The argument that usually follows is that a watch and the universe are not analogous because they are so vastly different in complexities. Sure, I'll give you that. But the metaphysical principle has nothing to do with the complexity of the mechanisms.
Here is what I'm getting at... The fact that the universe doesn't "need" God to operate, doesn't mean God doesn't exist. I really can't see any logical way you can follow that line of reasoning. Isn't it possible that God would create a universe with complex laws, principles, and mechanisms that would allow it to run on its own? Absolutely. So there is something deeper happening here: pride. We've replaced the Creator with the creation and we worship it instead. We are telling God, "we don't need you anymore, we will take it from here." Saying "I don't believe in God because we don't need Him" is much more profound that just saying "I don't believe in God." It is deeper, more sinister and the same kind of pride we see in Genesis 1.

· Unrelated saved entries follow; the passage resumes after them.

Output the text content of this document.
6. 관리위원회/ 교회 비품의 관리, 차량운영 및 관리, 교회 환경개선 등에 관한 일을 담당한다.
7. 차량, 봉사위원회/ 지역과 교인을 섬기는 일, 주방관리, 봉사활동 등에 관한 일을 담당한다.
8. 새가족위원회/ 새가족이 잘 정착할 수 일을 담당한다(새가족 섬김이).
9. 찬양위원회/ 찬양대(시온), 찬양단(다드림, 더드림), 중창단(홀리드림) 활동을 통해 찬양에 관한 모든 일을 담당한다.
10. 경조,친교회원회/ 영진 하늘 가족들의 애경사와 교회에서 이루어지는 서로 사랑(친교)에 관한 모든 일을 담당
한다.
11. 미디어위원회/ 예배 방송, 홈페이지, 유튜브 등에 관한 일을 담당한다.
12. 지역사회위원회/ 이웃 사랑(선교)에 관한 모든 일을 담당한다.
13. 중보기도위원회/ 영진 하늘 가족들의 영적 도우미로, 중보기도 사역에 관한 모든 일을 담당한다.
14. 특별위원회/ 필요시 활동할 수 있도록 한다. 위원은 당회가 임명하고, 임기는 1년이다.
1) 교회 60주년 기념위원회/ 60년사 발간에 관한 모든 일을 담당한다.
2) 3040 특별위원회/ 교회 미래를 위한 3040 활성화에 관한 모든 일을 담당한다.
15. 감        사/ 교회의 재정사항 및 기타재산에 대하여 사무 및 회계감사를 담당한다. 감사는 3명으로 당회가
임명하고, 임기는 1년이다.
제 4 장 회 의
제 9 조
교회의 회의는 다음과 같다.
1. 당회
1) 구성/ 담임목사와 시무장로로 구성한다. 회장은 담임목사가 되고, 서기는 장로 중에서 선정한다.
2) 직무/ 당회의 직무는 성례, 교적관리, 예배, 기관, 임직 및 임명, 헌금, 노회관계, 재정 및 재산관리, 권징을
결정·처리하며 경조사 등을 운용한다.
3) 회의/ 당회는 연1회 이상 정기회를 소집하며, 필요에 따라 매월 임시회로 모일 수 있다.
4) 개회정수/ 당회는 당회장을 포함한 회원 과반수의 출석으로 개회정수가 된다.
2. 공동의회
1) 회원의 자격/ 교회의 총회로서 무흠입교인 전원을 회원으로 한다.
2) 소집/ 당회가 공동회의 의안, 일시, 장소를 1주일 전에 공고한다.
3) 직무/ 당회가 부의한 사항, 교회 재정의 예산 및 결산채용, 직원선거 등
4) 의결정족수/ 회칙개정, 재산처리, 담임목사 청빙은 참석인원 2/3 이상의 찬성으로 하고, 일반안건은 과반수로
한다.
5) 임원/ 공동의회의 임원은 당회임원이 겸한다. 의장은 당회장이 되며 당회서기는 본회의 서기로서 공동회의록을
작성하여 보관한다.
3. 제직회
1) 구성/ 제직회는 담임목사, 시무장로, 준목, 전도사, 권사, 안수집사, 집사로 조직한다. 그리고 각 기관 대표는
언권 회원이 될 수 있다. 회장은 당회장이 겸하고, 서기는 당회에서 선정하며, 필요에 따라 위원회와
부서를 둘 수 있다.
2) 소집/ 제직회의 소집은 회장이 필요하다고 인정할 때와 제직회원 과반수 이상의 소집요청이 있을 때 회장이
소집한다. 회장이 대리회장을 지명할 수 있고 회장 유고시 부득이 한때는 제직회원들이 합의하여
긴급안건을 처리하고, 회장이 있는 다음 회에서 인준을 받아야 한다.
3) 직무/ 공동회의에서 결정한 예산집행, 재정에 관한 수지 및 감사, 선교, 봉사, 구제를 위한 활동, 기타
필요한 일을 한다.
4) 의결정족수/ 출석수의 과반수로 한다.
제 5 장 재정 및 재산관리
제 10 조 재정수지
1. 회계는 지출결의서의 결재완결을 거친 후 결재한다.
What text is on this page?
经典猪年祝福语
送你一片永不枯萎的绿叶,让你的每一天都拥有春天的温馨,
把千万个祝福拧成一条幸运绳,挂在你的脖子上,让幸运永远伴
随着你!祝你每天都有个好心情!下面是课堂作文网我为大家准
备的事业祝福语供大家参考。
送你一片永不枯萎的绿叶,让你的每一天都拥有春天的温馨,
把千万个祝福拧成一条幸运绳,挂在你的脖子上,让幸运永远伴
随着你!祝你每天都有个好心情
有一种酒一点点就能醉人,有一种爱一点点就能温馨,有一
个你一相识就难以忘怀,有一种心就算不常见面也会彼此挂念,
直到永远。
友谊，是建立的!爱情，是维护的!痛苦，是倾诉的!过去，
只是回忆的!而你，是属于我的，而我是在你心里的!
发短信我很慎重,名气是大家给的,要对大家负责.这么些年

Really modern cosmologists believe in God, just not the God we believe in. The god of cosmology is believed to be eternal, self-sufficient, all-powerful, incomprehensible - the author of life. They call this god, The Universe, Matter, or Us. They place their faith in scientific models. Their prophets preach a gospel of chaos and chance.
Cosmologists haven't stopped believing in God, they've simply changed gods.